In effetti, ministro, tra i governi dei Dodici sono pochi
quelli che "sollevano dubbi".
"E fanno male. L'assurdo è che questi paesi hanno deciso di
rinunciare alla propria moneta senza alcun dibattito, proni a un
dogmatismo per il quale l'idea di Europa è una sola: o l'accetti o sei un
nemico". Vale per tutti? "In modo particolare in Italia si è
preferito rinunciare a pensare: la gente cade nel vecchio vizio di credere
che altri, stavolta l'Europa, risolveranno tutti i nostri problemi, i
politici sanno che l'idea di Europa è popolare e dunque non si azzardano
a metterla in discussione".
Il suo maestro, l'economista Milton Friedman, è convinto che
l'euro aggraverà le tensioni politiche...
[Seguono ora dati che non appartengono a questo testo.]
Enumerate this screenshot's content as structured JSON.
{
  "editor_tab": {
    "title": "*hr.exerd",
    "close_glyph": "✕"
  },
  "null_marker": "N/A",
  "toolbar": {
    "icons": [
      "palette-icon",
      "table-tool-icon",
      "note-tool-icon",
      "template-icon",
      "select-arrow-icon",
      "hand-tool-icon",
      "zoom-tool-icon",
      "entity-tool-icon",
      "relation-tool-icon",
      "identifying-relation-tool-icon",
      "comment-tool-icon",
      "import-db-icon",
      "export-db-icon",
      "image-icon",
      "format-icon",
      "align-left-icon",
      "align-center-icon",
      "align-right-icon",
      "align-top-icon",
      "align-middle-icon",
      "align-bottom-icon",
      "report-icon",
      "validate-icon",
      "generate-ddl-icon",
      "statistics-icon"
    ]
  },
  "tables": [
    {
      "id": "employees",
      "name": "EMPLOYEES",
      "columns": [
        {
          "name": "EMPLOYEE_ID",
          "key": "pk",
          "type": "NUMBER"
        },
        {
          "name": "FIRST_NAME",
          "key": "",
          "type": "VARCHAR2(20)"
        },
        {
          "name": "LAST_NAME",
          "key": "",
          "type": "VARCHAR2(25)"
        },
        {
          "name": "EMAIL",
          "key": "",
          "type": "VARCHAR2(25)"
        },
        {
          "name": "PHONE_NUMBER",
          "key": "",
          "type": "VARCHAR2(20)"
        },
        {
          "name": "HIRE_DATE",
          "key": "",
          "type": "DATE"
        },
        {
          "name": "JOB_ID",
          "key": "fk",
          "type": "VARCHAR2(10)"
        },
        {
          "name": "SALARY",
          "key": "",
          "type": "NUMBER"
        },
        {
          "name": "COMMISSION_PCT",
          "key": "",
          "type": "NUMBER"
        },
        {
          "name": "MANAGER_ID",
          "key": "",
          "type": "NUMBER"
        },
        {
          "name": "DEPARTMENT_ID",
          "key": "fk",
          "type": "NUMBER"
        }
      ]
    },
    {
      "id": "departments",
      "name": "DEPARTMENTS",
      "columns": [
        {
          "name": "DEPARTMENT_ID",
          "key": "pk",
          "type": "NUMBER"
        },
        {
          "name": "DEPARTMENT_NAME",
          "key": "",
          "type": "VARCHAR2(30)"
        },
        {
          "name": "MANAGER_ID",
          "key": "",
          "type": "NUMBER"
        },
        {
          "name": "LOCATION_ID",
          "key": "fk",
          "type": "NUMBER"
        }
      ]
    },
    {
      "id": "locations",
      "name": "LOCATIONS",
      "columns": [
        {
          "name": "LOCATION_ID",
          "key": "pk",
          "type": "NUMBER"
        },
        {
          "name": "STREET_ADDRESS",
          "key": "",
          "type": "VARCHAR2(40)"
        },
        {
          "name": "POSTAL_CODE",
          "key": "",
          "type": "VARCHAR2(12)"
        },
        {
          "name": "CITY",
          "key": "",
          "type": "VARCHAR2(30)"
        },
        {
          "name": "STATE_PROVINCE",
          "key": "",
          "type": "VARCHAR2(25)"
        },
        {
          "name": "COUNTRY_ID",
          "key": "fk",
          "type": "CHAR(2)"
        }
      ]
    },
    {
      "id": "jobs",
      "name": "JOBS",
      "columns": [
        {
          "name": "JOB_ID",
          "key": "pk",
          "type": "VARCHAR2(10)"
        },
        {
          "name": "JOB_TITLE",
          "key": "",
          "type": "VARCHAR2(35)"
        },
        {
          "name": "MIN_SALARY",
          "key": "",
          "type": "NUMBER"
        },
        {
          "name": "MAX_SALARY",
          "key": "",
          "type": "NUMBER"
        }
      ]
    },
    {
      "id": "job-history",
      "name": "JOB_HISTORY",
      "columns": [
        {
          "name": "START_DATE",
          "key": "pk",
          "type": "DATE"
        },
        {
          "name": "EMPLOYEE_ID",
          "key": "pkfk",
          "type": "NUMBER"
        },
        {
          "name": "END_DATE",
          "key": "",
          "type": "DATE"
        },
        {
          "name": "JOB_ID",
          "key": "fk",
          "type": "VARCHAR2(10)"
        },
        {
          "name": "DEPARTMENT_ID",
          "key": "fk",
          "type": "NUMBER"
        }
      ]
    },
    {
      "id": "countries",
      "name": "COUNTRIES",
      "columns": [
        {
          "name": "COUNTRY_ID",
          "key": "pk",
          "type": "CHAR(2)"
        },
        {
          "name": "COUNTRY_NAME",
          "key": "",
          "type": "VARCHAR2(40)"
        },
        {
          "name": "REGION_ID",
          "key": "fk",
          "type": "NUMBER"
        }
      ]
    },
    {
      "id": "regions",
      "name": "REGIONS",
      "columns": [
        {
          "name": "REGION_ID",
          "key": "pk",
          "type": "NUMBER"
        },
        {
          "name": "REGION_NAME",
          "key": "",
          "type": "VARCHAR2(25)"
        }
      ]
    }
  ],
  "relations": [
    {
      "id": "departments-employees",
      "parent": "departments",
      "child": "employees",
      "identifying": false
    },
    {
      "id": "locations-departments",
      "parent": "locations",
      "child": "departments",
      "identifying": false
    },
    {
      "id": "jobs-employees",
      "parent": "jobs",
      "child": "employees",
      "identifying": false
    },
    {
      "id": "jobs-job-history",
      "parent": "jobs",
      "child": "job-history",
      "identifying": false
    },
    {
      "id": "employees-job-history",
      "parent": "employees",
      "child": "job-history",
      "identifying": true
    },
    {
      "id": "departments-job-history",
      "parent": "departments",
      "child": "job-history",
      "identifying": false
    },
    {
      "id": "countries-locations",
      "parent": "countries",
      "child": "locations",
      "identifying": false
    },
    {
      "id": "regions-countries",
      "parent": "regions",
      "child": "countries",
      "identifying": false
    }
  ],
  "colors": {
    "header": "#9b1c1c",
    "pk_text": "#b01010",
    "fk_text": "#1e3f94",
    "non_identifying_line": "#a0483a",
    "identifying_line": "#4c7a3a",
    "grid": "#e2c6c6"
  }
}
"Il rischio c'è. D'ora in avanti la politica monetaria sarà
solo una e non è affatto detto che andrà bene a tutti. Ad esempio: se la
Germania avrà bisogno di una politica antinflazionistica e la Francia
antirecessiva cosa farà la Banca centrale europea?".
Secondo lei?
"Beh, dal momento che nessuno ha pensato di introdurre regole e
parametri che fissino le linee della politica monetaria comune, quando gli
interessi nazionali divergeranno c'è da credere che la Bce sarà
sensibile alle istanze dei paesi più grandi".
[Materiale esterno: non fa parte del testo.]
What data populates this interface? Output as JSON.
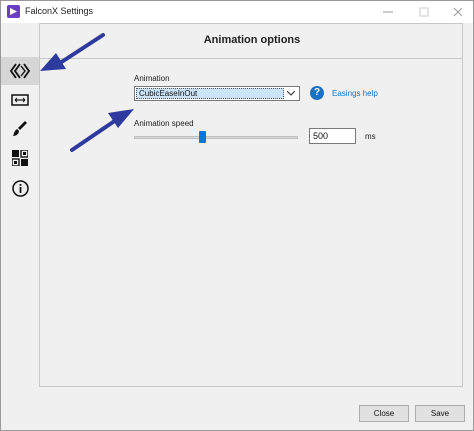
{
  "window": {
    "title": "FalconX Settings",
    "controls": [
      "minimize-icon",
      "maximize-icon",
      "close-icon"
    ]
  },
  "sidebar": {
    "items": [
      {
        "icon": "falconx-logo-icon",
        "active": true
      },
      {
        "icon": "width-icon",
        "active": false
      },
      {
        "icon": "brush-icon",
        "active": false
      },
      {
        "icon": "grid-icon",
        "active": false
      },
      {
        "icon": "info-icon",
        "active": false
      }
    ]
  },
  "main": {
    "title": "Animation options",
    "animation": {
      "label": "Animation",
      "selected": "CubicEaseInOut",
      "help_link": "Easings help"
    },
    "speed": {
      "label": "Animation speed",
      "value": "500",
      "unit": "ms",
      "slider_fraction": 0.42
    }
  },
  "footer": {
    "close_label": "Close",
    "save_label": "Save"
  },
  "colors": {
    "accent": "#0078d7",
    "link": "#1a73c2",
    "annotation_arrow": "#2e3a9e"
  }
}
Se, poniamo, il nostro interesse dovesse confliggere con
quello tedesco… "
…è ragionevole ipotizzare che non saremo noi ad essere
accontentati, certo".
C'è dunque da augurarsi un'accelerazione verso l'unità
politica?
"Non credo. Nel ventesimo secolo le grandi inflazioni le hanno
fatte i governi per finanziare le proprie spese: la mancanza di un governo
unico non è necessariamente un male. Ci sono casi di unificazione
monetaria che non prevedono quella politica". Ad esempio? "Il
Belgio e il Lussemburgo: stessa moneta, ma governi diversissimi. Senza
contare che, oltre alle potenziali divergenze in tema di politica
monetaria, un freno all'unità politica sarà l'assurdo sovraccarico di
competenze dell'agenda europea: quanto può aumentare le prerogative
dell'Unione, tanto più si allontana l'unità. Ma il pericolo più attuale
è un altro…".
Quale?
"Il modo in cui gli europei reagiranno all'euro".
Pessimista?
"Mi limito ad osservare che nei tre anni in cui c'è stato
l'euro virtuale ottocentomila miliardi sono usciti da questa zona per
essere investiti altrove". Un segno di scarsa fiducia? "Non c'è
dubbio. E poi ci sono i sondaggi d'opinione: in Germania la popolarità
dell'euro è al 34 per cento e in tutt'Europa è al 46 per cento".
Non può essere solo un naturale conservatorismo destinato a
mutare?
"Sì, certo, non voglio drammatizzare. Dico solo che i dati che
abbiamo inducono al pessimismo. Non dimentichi che quando, il primo
gennaio '99, fu introdotto l'euro virtuale tutti prevedevano che si
sarebbe rafforzato nei confronti di tutte le monete e del dollaro in
particolare…".
Previsione avventata
"Eh, sì: l'euro si è fortemente deprezzato non solo rispetto
al dollaro, ma persino rispetto allo sloti polacco e alla pataca
di Macao".
Professore, lei sembra certo del prossimo rigetto dell'euro.
"No, affatto, ma il rischio c'è e mi sembra incredibile che
nessuno l'abbia preso in considerazione…".
Nel senso?
"Nel senso che sarebbe stato logico creare già tre anni fa la
nuova moneta per farla circolare a lungo accanto alle valute nazionali: in
tal modo io credo sarebbe stata accettata spontaneamente, così, invece,
viene imposta e gli obblighi possono sempre produrre reazioni non
desiderate".
Eppure, il premio Nobel Robert Mundel vede nell'euro la
panacea di tutti i mali…
"Mundel lo conosco bene, è economista di valore, ma
contraddice se stesso".
Cioè?
"Beh, ha sempre detto che la moneta unica serve in zone
economicamente omogenee caratterizzate da forte mobili-tà dei fattori:
l'Europa, però, ha caratteristiche diverse. Quando ci fu la seconda crisi
del petrolio, la California visse una grande depressione e centinaia di
migliaia di californiani andarono a lavorare in Texas… Lei crede che una
cosa del genere possa accadere in Europa?".